美しい一番だった。
今日の、白鵬=稀勢の里戦。
両雄、力と技を尽しての取り組みももちろんよかったが、なによりも、二人が淡々と、しかし充実した仕切りを重ねる間、「稀勢の里コール」が起きなかったのがよかった。
一度手拍子らしきものが場内に起きかけたが、それは結局は一人一人の観客が自然に上げる声の中に消えていった。
人々が、ほんとうに固唾を呑み大一番を待つ時、声をそろえての応援、などということは起きないものなのだ。
満員の場内で、てんでに贔屓の力士の名を呼ぶ観客――それは大相撲ではあたり前の観戦風景だったはずだ。
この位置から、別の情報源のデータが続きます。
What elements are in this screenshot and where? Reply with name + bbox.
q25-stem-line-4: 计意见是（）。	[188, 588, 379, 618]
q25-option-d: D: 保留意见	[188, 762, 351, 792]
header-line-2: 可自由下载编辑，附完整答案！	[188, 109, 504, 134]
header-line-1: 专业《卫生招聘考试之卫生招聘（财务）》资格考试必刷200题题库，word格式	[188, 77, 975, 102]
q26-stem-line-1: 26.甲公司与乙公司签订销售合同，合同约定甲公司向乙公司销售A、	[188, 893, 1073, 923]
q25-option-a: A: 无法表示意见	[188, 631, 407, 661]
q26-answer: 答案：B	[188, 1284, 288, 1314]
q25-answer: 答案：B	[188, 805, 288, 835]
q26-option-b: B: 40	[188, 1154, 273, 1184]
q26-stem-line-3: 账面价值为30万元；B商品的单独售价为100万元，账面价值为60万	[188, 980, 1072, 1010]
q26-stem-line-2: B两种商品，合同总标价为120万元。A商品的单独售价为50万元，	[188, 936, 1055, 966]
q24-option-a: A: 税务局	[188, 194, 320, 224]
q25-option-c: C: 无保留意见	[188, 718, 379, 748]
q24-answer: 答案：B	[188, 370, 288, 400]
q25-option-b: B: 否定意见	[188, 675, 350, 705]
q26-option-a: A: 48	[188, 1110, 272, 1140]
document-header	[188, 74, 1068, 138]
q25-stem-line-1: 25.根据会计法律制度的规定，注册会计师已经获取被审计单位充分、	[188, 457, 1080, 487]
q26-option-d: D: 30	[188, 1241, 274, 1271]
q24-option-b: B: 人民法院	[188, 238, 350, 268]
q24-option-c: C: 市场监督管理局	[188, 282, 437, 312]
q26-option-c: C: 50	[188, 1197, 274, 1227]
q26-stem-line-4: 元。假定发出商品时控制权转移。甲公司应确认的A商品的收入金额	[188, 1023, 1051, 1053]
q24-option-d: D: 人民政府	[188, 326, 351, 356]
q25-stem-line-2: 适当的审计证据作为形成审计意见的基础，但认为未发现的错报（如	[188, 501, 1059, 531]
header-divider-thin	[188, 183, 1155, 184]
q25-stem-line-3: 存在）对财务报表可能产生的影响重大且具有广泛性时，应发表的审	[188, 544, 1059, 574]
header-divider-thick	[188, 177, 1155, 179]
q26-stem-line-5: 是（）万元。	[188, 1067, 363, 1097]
なんだか子どもの頃テレビで見ていた、栃錦=若乃花戦や大鵬=柏戸戦が帰って来たようだった。
それが心地よかった。
それにしても、大相撲で、皆と合わせて手拍子を打ち、声をそろえて贔屓の力士の名を叫ぼうとするのはいったい何のためなんだろう。
気持ちいいんだろうか。
私は昔から「みんな一緒に一斉に」と聞くだけで、「そんならわしはそれはやらない」と決めてしまうような男だったので、そこらあたりがよくわからんのである。
気持ちがわるいのである。
それにしてもいい相撲だったなあ。